Дмитрий Волчек: Вообще трудно представить перечисление через запятую Терренса Малика и Хармони Корина, потому что нет ничего более несхожего.
Вадим Рутковский: На самом деле они очень похожи. Более того, Малик напрямую рифмуется с “Изменой” Кирилла Серебренникова, потому что они используют одну и ту же музыкальную тему – “Остров мертвых” Рахманинова. И я согласен с тем, что все конкурсные фильмы собираются в рифму про отношения с Богом, присутствие божественного вмешательства или его неприсутствие в частной жизни. И в этом заслуга Барберы, который создал цельную программу из абсолютно непохожих, если их смотреть по отдельности, фильмов.

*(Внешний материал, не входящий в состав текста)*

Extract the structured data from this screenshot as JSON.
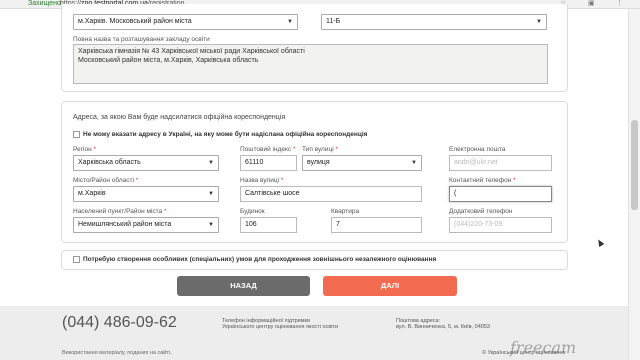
{
  "browser": {
    "secure_label": "Захищено",
    "url_prefix": "https://",
    "url_host": "zno.testportal.com.ua",
    "url_path": "/registration"
  },
  "school": {
    "city_select": "м.Харків. Московський район міста",
    "school_select": "11-Б",
    "full_name_label": "Повна назва та розташування закладу освіти",
    "full_name_line1": "Харківська гімназія № 43 Харківської міської ради Харківської області",
    "full_name_line2": "Московський район міста, м.Харків, Харківська область"
  },
  "address": {
    "heading": "Адреса, за якою Вам буде надсилатися офіційна кореспонденція",
    "foreign_checkbox_label": "Не можу вказати адресу в Україні, на яку може бути надіслана офіційна кореспонденція",
    "region_label": "Регіон",
    "region_value": "Харківська область",
    "postcode_label": "Поштовий індекс",
    "postcode_value": "61110",
    "street_type_label": "Тип вулиці",
    "street_type_value": "вулиця",
    "email_label": "Електронна пошта",
    "email_placeholder": "andri@ukr.net",
    "district_label": "Місто/Район області",
    "district_value": "м.Харків",
    "street_label": "Назва вулиці",
    "street_value": "Салтівське шосе",
    "contact_phone_label": "Контактний телефон",
    "contact_phone_value": "(",
    "settlement_label": "Населений пункт/Район міста",
    "settlement_value": "Немишлянський район міста",
    "building_label": "Будинок",
    "building_value": "106",
    "apartment_label": "Квартира",
    "apartment_value": "7",
    "extra_phone_label": "Додатковий телефон",
    "extra_phone_placeholder": "(044)220-73-09",
    "required_mark": "*"
  },
  "special": {
    "checkbox_label": "Потребую створення особливих (спеціальних) умов для проходження зовнішнього незалежного оцінювання"
  },
  "buttons": {
    "back": "НАЗАД",
    "next": "ДАЛІ"
  },
  "footer": {
    "phone": "(044) 486-09-62",
    "info_line1": "Телефон інформаційної підтримки",
    "info_line2": "Українського центру оцінювання якості освіти",
    "address_line1": "Поштова адреса:",
    "address_line2": "вул. В. Винниченка, 5, м. Київ, 04053",
    "copyright": "Використання матеріалу, поданих на сайті,",
    "copyright_right": "© Український центр оцінювання",
    "watermark": "freecam"
  }
}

Дмитрий Волчек: Мы не упомянули фильм Валерии Сармиенто “Линии Веллингтона”. А ведь это фильм, который мы больше всего ждали, фильм, который должен был снимать великий режиссер Рауль Руис. Он умер год назад, и картину сняла его вдова.
Вадим Рутковский: Я считаю, что единственная заслуга этого фильма именно в том, что его должен был снимать Рауль Руис. Более ни в чем. Сармиенто сделала абсолютно телевизионный скучный проект. Подозреваю, что если бы его закончил Руис, это было бы совсем другое кино при той же самой драматургической основе.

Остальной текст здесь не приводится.